Spesa alimentare: quanto sta influendo l’inflazione?

Mattia Anastasi
  • Dott. in Economia Aziendale con curriculum Manageriale
06/12/2022

L’aumento dei costi dei prodotti alimentari e non solo sta portando le famiglie a risparmiare, evitando così di compiere spese che in altri contesti sarebbero state sostenute senza problemi. Tutto questo sta accadendo nel periodo natalizio, dove far girare l’economia è essenziale. Si stima un calo della spesa di circa il 35%: vediamo come mai.

Spesa

La preoccupazione maggiore per le famiglie italiane in questo momento è senza dubbio il caro bollette e l’inflazione in generale. L’aumento dei prezzi è fissato all’11,9% e le proiezioni sui consumi mostrano come gli ultimi mesi dell’anno sono a rischio recessione. Secondo un’indagine svolta da Toluna, il 94% degli intervistati crede che l’inflazione sarà un problema che si andrà a ripercuotere per molto tempo.

Vediamo dunque quali sono le spese maggiormente rinviate e come cambia il carrello della spesa.

Consumi: cosa acquistano gli italiani?

Supermercato

Come cambia il carrello della spesa degli italiani? Se si considera in particolare l’avvicinarsi del periodo natalizio in cui solitamente la spesa per prodotti alimentari aumenta, l’inflazione sta influendo in modo negativo. A livello di percezione dell’inflazione infatti, sembra che i prodotti sembra essere aumentati di più sono quelli primari come pane, latte, burro etc.

La spesa sta cambiando. andando sempre più verso marche e prodotti che garantiscono un certo risparmio, invece di quella preferita o migliore a livello di qualità. Il 63% infine ha dichiarato di aver cambiato punto vendita per cercare di trovare prodotti e offerte migliori.

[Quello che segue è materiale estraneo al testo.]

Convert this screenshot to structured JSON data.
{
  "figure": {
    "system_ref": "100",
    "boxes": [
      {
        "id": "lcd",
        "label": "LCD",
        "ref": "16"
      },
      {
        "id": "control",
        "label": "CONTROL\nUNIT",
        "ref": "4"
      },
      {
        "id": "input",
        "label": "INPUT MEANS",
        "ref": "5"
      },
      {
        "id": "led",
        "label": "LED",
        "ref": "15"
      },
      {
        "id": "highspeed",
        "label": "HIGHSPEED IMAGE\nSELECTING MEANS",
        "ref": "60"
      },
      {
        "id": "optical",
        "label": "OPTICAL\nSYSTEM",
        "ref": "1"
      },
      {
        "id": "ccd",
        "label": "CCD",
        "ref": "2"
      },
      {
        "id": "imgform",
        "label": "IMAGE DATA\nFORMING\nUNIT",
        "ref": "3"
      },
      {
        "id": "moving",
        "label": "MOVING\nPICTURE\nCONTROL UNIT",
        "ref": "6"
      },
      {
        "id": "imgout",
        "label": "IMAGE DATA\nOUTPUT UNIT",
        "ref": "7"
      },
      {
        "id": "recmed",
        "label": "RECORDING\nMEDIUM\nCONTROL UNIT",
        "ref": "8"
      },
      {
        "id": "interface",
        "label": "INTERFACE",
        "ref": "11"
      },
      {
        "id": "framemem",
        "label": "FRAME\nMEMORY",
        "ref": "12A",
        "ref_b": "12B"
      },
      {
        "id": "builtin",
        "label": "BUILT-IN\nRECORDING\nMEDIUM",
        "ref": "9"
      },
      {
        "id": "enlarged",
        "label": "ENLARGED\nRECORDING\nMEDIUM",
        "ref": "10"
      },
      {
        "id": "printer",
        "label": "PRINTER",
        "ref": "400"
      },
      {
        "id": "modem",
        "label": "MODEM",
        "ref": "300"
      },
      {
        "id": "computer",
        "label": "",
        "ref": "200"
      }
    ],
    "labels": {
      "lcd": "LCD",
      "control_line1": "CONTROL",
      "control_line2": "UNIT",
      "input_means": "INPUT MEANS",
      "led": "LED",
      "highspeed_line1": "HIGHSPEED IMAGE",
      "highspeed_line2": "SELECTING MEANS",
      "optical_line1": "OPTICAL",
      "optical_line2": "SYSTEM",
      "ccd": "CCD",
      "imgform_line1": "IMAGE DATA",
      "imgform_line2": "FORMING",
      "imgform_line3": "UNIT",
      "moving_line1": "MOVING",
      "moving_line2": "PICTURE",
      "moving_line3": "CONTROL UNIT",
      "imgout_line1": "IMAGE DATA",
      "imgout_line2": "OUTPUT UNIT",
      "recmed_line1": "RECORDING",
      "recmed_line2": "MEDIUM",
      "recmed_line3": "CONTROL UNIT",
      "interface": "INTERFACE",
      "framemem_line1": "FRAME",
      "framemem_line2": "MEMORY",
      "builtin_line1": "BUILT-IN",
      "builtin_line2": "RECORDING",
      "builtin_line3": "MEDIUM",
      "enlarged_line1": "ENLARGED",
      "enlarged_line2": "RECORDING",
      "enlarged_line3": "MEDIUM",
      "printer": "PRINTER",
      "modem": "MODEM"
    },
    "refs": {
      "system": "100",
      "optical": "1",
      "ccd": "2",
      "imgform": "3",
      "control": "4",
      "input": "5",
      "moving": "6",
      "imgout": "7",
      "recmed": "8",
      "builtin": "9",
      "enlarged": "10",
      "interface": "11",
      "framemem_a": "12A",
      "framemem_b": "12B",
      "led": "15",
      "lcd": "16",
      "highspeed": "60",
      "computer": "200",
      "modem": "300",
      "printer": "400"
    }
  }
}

Consumi: cosa non si acquista più?

Soldi

Analizziamo insieme quali sono le spese che gli italiani stanno rinviano maggiormente a seguito dell’aumento dell’inflazione. Ad oggi secondo l’intervista svolta da Toluna a 1044 soggetti, le spese che sono state rinviate al 2023 sono quelle di carattere straordinario, considerate anche molto costose. Il 30% afferma di aver rinviato al 2023, o addirittura cancellato, spese in ambito sanitario, come il dentista, interventi privati o visite di controllo.

Inoltre, il 40% degli intervistati ha deciso di rinviare al 2023 spese relative a viaggi, vacanze e beni elettronici. La tendenza è dunque quella di rinviare l’acquisto di prodotti dal prezzo elevato.